Castles & Ruins is inspired by a summer Rue Matthiessen spent in Galway with her husband and son, when she returned to the place of one of her most idyllic childhood memories, hoping to recapture the magic with her own child. As soon she arrives back in Ireland, trying to search out the area where she spent a summer with her parents (writers Peter Matthiessen and Deborah Love), she finds that it’s much more than a vacation with an end point, it is a trove of memories—a Pandora’s box. Rue’s feelings about having lost her mother rise to the surface afresh, as well as memories of her moody, intense father, who was just then on the cusp of a major literary career. The sixties, and her parents’ passionate, always crumbling marriage become vivid, like a film reel before her eyes. But will she be able to rediscover the castle of her childhood memories? Or will she find only ruins?
Karen Rigby, Fabulosa. JackLeg Press 6/2024; poetry.
Karen Rigby writes with “fingers cocked like a gun.” Deliciously inventive in its linguistic unfurlings, Fabulosa fibrillates with “noir and glitz” in these strange, seductive poems that are in conversation with a range of players from Dior to Endeavour Morse to Hieronymus Bosch. Shimmering with diamond-cut precision, Fabulosa underscores Rigby’s observation that “I never write / without measuring, each line / hooking a quicksilver hunger.” There is no bloat in this book; it is exquisitely hewn. Underpinning the collection is a keen interest in cinema, fashion, feminism, transformation, and textuality (from ars poeticas to portmanteaus to ekphrastics)…. -Simone Muench
Adrie Rose’s Rupture (Gold Line Press 2023; poetry chapbook), is a haunting, tender, and sensual debut chapbook. Exploring both the before and after of a ruptured ectopic pregnancy (in which a fertilized egg implants in the fallopian tube and splits it open, causing life-threatening internal bleeding) the poems in Rupture are lyrical, darkly funny, and determined in their examination of both desire and loss. This book confronts the body’s loves and their costs, asking “Who chooses / what survives, and why? / July brings back / roses everywhere / as if we were celebrating.” Set in a landscape lushly alive with wild plants and changing seasons, these poems enter the daily devotions of caregiving and endurance. Rupture was selected by Courtney Faye Taylor as the winner of the 2022 Gold Line Press Poetry Chapbook Contest.
Susan Vespoli One of Them Was Mine. Kelsay Books 2023; poetry.
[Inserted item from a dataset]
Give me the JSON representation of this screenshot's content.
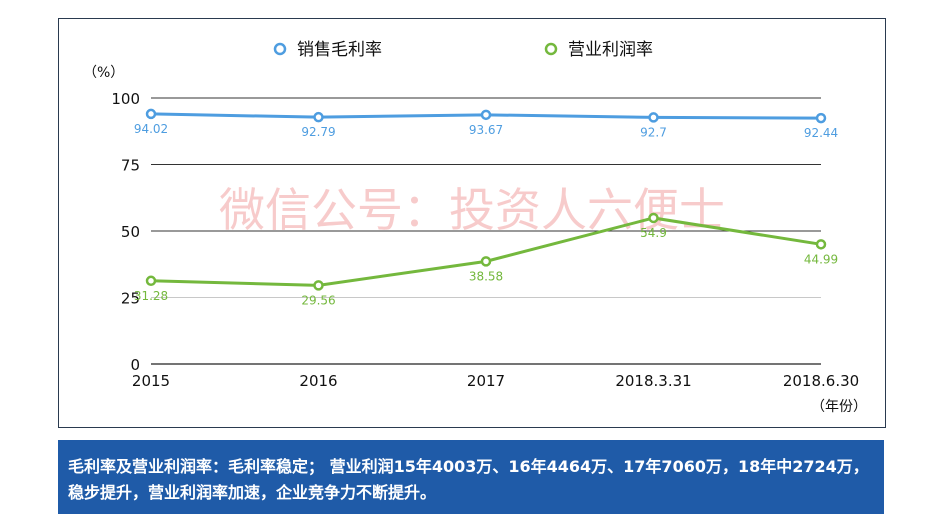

These extraordinary poems, written in the raw days of early grief are life-lines, elegies, ghost messages, and cradle-songs. They are space blankets to wrap around the unhoused soul at four in the morning under a concrete underpass. They are food for the hungry, and coffee for the faithful who have kept vigil. “Don’t ask what’s the worst/that could happen/because it already happened” an early poem warns, but the work of words goes on, making meaning out of the incomprehensible. “I am a Cribbage opponent, ride to a therapist, snowboard buyer, homework checker, Mama Bear” another poem chants, listing the million tasks and roles that make up mothering. In these blazing poems, Susan Vespoli shares text messages and scraps of conversation from her murdered son, Adam, and in speaking for him she also speaks for the thousands of unhoused people who sleep in our cities’ doorways and back alleys, each and every one of them somebody’s child.